Depuis plus de dix ans, l’Union européenne a investi beaucoup d'efforts et de crédits pour lutter contre le trafic de drogue en Asie centrale. Le programme CADAP vise à enseigner aux autorités compétentes les normes internationales et européennes en matière de lutte contre le trafic de drogue. Le programme serait toutefois plus efficace en se concentrant sur une réduction de la demande de drogues au Kirghizistan et en Russie. Il serait également efficace d’inclure dans ce programme l'Afghanistan, pays fournisseur. Agir à la fois sur la demande dans les pays consommateurs et sur l’offre en Afghanistan permettrait d’obtenir un résultat beaucoup plus efficace que maintenant et les problèmes en Asie centrale concernant ce trafic pourraient ainsi se trouver amoindris. La principale interrogation demeure cependant de savoir quels pourraient être les instruments des pays d’Asie centrale – pays de transit par excellence – dans le but d’agir sur l’offre et/ou sur la demande de narcotiques. Dans un contexte régional changeant et complexe, où les intérêts de plusieurs puissances se rencontrent, la question demeure ouverte.
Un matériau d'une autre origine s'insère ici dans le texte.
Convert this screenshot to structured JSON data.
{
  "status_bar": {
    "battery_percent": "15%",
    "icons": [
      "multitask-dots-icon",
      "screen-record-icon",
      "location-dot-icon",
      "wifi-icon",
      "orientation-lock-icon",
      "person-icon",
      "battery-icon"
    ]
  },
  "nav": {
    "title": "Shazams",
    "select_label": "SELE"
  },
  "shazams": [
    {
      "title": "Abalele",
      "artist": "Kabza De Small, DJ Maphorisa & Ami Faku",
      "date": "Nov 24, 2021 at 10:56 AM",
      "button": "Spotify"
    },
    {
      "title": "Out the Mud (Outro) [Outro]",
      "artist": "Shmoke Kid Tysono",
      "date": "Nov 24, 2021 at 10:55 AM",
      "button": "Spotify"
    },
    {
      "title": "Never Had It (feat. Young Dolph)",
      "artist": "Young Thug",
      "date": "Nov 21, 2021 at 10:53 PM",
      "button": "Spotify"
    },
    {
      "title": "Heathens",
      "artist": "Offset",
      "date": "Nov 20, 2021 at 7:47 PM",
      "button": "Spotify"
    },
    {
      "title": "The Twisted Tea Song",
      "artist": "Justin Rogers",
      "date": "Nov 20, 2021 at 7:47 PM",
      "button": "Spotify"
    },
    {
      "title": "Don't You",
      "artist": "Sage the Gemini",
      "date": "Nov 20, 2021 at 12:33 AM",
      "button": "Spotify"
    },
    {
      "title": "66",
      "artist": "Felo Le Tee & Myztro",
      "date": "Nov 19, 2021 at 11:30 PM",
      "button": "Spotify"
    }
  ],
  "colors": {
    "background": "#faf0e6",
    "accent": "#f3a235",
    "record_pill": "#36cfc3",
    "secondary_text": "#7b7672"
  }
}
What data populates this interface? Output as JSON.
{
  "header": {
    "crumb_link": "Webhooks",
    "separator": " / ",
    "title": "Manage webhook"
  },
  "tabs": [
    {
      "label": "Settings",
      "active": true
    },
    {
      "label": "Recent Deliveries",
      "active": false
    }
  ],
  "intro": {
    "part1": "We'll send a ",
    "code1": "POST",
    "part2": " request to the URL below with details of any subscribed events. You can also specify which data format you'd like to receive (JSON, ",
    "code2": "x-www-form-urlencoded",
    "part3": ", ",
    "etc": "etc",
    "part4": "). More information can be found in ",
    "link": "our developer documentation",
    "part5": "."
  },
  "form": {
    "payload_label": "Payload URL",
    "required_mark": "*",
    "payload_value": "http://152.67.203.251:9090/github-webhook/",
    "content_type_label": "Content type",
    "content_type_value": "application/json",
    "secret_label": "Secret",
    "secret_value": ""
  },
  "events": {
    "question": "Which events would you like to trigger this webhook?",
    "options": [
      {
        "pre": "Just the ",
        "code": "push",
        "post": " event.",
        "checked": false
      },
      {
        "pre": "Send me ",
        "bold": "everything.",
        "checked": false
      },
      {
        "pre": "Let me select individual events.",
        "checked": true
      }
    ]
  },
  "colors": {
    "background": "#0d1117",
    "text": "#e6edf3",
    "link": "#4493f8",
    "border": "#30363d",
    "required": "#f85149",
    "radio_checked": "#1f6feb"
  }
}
Anastassia Griadassova et Evguéniia Degtiareva

Relu par Sylvain Mahuzier et Pierre Falconnetti

 

Références :

1. "Les doses mortes", agence d'informations russe

2. Guliza Chudubaeva, « Les données des experts sur le volume de drogues que passe par KR sont faux », 

3. "L'Asie centrale, plaque tournante du trafic de drogue", Cairn.info

4. Central Asia Drug Action Problem CADAP, Kirghizstan.

5. European Monitoring Center for Drugs and Drug Addiction, Country Overview: Kyrgyzstan, Problem Drug Use

6. Bernd Kubisch, "Breaking Free of Addiction, In the Spotlight"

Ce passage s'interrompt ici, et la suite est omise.